The revised UK Forestry Standard and associated Forestry Guidelines have just been released after years of consultation and development. Confor has been involved in the process from the outset and generally welcomes the revisions. The documents set out the statutory framework for forestry, along with best practice guidance.
The UKFS, sometimes dubbed the forester’s bible, is a necessary element of sustainable forest management in the UK. Legal obligations are clearly defined and differentiated from best practice – the latter is generally a condition of receiving grants.
The UKFS had to be revised for a number of reasons, including to strengthen the connections with the Guidelines and to clarify the status of all the documents. In addition, some guidance and interpretation has been “ramped up” for various reasons, including the need to ensure that all wood produced in the UK is deemed “sustainable”, especially for woodfuel to qualify as a sustainable source of renewable energy. There are also two new Guidelines: Forestry and climate change, and Forestry and soils.
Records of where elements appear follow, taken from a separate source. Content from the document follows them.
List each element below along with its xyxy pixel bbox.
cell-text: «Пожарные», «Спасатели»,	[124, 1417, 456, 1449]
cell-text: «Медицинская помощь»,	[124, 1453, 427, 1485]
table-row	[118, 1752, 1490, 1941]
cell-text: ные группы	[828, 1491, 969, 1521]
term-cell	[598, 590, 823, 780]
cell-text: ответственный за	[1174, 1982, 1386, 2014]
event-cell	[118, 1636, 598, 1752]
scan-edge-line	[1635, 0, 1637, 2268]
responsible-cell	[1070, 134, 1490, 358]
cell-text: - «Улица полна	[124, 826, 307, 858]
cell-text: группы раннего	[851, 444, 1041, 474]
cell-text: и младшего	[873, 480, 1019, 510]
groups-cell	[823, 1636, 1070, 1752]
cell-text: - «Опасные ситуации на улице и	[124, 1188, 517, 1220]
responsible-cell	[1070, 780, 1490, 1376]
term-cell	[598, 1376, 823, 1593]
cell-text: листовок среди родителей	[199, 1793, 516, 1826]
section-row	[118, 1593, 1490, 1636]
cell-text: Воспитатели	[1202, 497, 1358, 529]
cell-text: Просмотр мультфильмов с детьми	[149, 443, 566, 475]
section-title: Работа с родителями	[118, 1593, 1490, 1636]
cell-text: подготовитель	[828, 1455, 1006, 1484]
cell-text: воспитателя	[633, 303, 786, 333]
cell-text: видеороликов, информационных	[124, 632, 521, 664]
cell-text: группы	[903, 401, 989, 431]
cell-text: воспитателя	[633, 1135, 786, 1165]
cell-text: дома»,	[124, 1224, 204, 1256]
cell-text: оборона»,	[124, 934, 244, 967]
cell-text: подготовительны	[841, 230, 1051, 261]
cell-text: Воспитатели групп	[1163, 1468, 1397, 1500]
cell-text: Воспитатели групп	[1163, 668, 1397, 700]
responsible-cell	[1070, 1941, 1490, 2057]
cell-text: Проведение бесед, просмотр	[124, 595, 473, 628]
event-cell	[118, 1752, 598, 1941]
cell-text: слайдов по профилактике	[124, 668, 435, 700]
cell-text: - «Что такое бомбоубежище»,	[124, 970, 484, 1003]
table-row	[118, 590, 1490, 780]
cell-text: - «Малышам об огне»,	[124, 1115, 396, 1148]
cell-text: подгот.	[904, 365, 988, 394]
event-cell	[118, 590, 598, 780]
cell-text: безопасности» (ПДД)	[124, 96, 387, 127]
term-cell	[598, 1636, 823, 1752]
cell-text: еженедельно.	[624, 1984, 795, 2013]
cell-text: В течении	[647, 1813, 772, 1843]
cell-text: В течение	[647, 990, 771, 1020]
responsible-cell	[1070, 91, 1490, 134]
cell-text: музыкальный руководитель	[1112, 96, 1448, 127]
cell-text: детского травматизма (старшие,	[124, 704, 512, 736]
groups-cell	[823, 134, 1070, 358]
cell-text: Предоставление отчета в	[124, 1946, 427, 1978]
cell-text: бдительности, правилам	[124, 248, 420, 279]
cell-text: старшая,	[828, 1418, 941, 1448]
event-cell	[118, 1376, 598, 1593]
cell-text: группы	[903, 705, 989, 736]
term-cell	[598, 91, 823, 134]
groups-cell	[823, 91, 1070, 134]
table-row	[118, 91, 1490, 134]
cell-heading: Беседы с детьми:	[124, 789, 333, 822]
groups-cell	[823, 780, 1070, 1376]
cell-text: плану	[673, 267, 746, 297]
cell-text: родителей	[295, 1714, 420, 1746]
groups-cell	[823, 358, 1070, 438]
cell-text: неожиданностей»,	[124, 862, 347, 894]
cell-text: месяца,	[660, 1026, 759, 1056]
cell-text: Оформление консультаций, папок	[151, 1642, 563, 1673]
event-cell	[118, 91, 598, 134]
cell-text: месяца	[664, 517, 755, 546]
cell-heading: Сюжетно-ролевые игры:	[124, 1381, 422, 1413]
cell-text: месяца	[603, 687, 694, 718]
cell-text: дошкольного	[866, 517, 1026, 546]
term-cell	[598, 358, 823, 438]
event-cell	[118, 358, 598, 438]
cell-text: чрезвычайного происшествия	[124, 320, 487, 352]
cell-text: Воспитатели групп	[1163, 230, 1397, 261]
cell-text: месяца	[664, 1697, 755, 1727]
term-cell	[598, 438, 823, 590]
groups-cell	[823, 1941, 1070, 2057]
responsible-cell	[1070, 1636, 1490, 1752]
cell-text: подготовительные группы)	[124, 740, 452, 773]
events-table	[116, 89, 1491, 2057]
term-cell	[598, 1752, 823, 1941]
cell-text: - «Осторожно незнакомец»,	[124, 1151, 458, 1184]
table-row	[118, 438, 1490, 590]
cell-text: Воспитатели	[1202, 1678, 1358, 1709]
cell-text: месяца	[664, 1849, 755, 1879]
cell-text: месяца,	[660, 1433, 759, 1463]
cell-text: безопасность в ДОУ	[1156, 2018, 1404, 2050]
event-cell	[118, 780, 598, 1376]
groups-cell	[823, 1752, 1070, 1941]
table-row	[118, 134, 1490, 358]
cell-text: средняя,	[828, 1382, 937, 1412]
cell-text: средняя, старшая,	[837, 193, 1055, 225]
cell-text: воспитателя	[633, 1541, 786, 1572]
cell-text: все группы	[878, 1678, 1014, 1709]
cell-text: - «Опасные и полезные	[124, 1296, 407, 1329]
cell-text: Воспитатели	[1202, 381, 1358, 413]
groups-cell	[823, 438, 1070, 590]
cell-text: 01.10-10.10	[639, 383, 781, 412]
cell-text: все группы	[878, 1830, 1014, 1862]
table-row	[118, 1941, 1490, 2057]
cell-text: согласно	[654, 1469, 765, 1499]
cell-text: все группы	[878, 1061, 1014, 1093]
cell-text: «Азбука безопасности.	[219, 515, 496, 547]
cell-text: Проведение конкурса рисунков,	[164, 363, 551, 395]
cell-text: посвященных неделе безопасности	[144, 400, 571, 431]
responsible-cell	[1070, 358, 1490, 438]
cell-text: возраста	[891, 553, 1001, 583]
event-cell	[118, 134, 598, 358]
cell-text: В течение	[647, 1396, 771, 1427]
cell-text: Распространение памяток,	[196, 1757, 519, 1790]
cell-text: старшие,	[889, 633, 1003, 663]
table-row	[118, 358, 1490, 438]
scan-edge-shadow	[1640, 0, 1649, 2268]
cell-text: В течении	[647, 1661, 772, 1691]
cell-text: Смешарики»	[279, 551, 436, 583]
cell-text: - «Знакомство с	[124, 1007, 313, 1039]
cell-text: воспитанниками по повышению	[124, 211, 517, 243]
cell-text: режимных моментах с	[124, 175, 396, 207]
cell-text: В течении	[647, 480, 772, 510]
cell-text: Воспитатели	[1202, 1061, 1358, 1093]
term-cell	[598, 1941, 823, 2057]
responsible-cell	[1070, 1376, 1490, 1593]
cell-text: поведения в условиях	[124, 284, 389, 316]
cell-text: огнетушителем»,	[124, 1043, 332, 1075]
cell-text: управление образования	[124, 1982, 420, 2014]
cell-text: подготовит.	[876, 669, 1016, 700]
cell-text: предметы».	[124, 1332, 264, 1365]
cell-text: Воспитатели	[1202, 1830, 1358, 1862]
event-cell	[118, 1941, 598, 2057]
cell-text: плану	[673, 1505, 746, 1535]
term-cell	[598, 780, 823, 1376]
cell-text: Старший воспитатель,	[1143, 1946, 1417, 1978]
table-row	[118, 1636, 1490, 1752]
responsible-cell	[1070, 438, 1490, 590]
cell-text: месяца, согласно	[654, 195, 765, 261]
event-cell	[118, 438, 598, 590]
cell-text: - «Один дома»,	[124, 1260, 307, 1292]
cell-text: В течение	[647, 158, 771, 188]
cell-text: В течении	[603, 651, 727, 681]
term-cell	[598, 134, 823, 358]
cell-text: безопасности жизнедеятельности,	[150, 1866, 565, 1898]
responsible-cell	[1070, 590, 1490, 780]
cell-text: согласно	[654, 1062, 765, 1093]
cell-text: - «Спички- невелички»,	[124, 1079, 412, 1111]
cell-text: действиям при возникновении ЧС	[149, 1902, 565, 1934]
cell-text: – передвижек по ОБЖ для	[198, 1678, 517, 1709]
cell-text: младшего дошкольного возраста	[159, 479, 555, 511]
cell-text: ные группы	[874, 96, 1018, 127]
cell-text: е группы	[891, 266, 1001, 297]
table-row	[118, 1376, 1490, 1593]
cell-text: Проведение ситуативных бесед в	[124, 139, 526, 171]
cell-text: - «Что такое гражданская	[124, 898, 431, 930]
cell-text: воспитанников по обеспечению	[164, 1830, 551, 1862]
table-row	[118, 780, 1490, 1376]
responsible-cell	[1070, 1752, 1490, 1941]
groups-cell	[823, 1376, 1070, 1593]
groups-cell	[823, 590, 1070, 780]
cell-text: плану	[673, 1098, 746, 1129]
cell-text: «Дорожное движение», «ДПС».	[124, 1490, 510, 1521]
Other substantive changes and additions are clearly marked – they are not many, but some may find them irksome.
Richard Howe, FC’s standards and certification analyst, said: “The new UKFS and Guidelines give us a robust, succinct and clear set of credentials for the sustainability of forestry practice in the UK. Writing the Standard has been a major project for FC and NI Forest Service, and we are grateful for a great deal of help and advice from a range of organisations.
“The Standard provides a well articulated approach to forest management and helps ensure the forestry sector remains in the lead in terms of its commitment to sustainability. Inevitably, writing the Standard means finding a balance between commercial, environmental and social objectives, but it puts us in a very good position for meeting new challenges, in particular climate change, woodland expansion, woodfuel, and ensuring that UK forests produce sustainable produce.
“We should all be proud of this achievement, and we now need to ensure the UKFS is used to our best advantage.”